O poder do vermelho parece, ainda assim, ser relativo. Até para valter hugo mãe: "Nada me provoca mais do que a conversa descomplicada de quem sabe o que quer e em que momento se deve investir. Gosto de gente decidida. Sem rodeios, apenas a energia da sedução e a coragem para avançar", explica o escritor. O homem, afinal, não é um touro, não é um animal que reage cegamente ao estímulo. "Depende do contexto, da ocasião. Há tantas coisas!

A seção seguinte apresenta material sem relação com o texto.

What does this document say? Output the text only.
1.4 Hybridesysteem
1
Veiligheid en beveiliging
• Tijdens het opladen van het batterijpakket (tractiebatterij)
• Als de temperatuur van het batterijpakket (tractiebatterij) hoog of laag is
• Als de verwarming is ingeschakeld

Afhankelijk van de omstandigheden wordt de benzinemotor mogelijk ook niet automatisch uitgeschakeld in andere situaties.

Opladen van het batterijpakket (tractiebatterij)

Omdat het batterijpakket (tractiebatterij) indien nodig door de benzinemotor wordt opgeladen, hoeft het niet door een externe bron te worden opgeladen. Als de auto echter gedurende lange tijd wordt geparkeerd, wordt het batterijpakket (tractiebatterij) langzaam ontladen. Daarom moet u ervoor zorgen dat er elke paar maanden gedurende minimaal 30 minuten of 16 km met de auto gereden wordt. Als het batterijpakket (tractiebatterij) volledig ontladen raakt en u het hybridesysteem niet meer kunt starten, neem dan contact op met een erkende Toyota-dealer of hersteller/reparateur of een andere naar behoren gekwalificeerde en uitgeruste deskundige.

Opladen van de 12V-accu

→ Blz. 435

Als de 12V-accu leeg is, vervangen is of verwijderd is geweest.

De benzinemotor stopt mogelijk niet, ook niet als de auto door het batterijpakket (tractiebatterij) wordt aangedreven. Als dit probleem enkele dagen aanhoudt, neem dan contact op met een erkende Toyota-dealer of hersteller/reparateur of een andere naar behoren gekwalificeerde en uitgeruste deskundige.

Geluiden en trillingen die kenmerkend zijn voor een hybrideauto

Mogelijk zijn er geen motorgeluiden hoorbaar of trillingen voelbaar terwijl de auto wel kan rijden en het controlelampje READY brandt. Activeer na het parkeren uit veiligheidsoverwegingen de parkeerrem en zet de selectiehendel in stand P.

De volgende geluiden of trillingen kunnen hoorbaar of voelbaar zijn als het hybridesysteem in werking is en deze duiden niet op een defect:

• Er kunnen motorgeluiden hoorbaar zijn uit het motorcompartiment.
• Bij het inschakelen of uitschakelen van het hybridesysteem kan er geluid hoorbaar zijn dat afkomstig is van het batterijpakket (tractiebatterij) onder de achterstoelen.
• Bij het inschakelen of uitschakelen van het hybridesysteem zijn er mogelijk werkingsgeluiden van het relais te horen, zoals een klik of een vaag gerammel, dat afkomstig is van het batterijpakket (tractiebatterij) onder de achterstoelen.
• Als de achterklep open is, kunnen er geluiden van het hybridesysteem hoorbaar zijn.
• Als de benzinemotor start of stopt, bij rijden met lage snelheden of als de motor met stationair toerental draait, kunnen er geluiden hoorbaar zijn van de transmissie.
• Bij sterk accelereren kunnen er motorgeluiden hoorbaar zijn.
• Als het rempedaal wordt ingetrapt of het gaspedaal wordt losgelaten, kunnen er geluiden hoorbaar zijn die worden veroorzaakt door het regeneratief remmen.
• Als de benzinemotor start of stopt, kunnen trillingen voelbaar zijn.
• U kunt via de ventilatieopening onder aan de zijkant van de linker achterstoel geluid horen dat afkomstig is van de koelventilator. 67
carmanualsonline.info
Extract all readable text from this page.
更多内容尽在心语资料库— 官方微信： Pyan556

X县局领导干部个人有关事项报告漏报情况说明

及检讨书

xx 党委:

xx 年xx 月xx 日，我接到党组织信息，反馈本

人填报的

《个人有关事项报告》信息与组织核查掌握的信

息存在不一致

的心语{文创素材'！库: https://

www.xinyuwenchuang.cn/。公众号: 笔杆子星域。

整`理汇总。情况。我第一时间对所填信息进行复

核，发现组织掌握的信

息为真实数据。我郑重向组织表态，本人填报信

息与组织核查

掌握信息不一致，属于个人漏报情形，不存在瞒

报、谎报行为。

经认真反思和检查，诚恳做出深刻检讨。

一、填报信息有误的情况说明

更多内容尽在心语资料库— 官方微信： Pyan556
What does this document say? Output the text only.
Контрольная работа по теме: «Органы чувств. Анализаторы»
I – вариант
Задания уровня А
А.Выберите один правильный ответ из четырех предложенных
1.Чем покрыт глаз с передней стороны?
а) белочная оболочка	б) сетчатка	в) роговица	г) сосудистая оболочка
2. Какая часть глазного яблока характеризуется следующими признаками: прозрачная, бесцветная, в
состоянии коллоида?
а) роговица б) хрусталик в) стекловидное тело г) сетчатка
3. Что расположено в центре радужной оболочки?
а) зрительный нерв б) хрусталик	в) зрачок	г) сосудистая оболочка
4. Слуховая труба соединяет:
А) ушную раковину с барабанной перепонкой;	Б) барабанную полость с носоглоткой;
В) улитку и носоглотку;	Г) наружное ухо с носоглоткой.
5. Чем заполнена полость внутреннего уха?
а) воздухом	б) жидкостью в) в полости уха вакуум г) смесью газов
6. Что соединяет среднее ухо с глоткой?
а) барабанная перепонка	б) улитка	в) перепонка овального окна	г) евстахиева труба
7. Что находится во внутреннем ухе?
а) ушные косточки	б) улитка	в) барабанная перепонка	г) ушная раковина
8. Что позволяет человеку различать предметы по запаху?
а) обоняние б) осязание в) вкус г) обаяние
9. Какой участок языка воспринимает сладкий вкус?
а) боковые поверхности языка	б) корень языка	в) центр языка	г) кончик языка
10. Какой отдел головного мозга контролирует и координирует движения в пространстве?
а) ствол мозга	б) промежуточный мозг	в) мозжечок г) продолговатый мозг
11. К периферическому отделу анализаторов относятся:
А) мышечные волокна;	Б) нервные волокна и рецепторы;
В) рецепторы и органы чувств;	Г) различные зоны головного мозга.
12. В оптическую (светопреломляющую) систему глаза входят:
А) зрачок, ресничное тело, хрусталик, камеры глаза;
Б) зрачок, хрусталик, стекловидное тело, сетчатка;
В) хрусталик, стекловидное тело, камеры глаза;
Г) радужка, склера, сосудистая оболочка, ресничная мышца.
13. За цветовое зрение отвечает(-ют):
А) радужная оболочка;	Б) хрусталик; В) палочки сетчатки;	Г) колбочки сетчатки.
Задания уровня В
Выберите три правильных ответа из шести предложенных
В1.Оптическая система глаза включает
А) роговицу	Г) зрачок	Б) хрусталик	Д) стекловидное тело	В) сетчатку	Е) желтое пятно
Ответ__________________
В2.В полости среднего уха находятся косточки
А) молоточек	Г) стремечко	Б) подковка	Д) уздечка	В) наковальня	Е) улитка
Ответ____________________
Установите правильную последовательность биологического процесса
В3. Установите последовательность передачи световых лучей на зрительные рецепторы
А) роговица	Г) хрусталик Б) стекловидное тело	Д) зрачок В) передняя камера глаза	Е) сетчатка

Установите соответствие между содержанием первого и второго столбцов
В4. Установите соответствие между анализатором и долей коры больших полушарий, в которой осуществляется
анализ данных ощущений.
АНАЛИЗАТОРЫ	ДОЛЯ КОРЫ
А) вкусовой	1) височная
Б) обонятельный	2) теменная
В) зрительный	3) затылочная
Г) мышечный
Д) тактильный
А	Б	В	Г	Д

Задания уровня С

E funcionam em momentos diferentes, com mulheres diferentes", comenta o publicitário Rui Silva, para o qual uma mulher de vermelho até pode ser capaz de captar a sua atenção "caso esteja num sítio onde todas estão vestidas de preto, não por ser a que de destaca, mas aquela que teve coragem para estar ali de vermelho entre gente vestida de preto".
O que conta é a mulher
"As autoridades da província iraniana de Kerman proibiram às mulheres o uso do branco, do vermelho e do amarelo, por se tratar de cores excitantes; fossem outros os tons, eventualmente mais pardacentos, creio que o conselho local do Ministério da Cultura e da Orientação Islâmica faria igual juízo, se vestissem formas excitantes", relativiza Miguel Marujo, alterando, qual Copérnico, o centro da questão e colocando aí o magno, curvilíneo e delicado corpo. "A cor do vestido não me diz nada. Interessa que a mulher seja bonita e boa, que seja simpática. Se tiver isto, não precisa de truques exteriores", acrescenta, mais literal, Manuel Cruz, o cantor e compositor que escreveu A Dama do Sinal e, mais recentemente, baptizou um disco com a frase O amor dá-me tesão.
Miguel Marujo é mais romântico: "Não altero o meu comportamento em função da cor do vestido de uma mulher. Basta-me se é bonita. Numa festa ou num encontro, a vertigem pode ser o próprio vestido, como esclarece e bem Scarlett Johansson [na tal, e pelos vistos inesquecível, cerimónia de 2006]. Mas a memória repete uma frase batida: o que me faz virar a cabeça não é igual em situação alguma. Podem ser os olhos ou as formas. No dia em que vi os olhos mais bonitos, descobri-os, uns anos depois, como os da minha mulher - e são azuis".
"O que funciona com os homens", sintetiza, enfim, Rui Silva, "é aquilo que permite imaginar o que está por trás do que se vê". É, como a sedução do vermelho, um lugar-comum. E é capaz de ser verdade.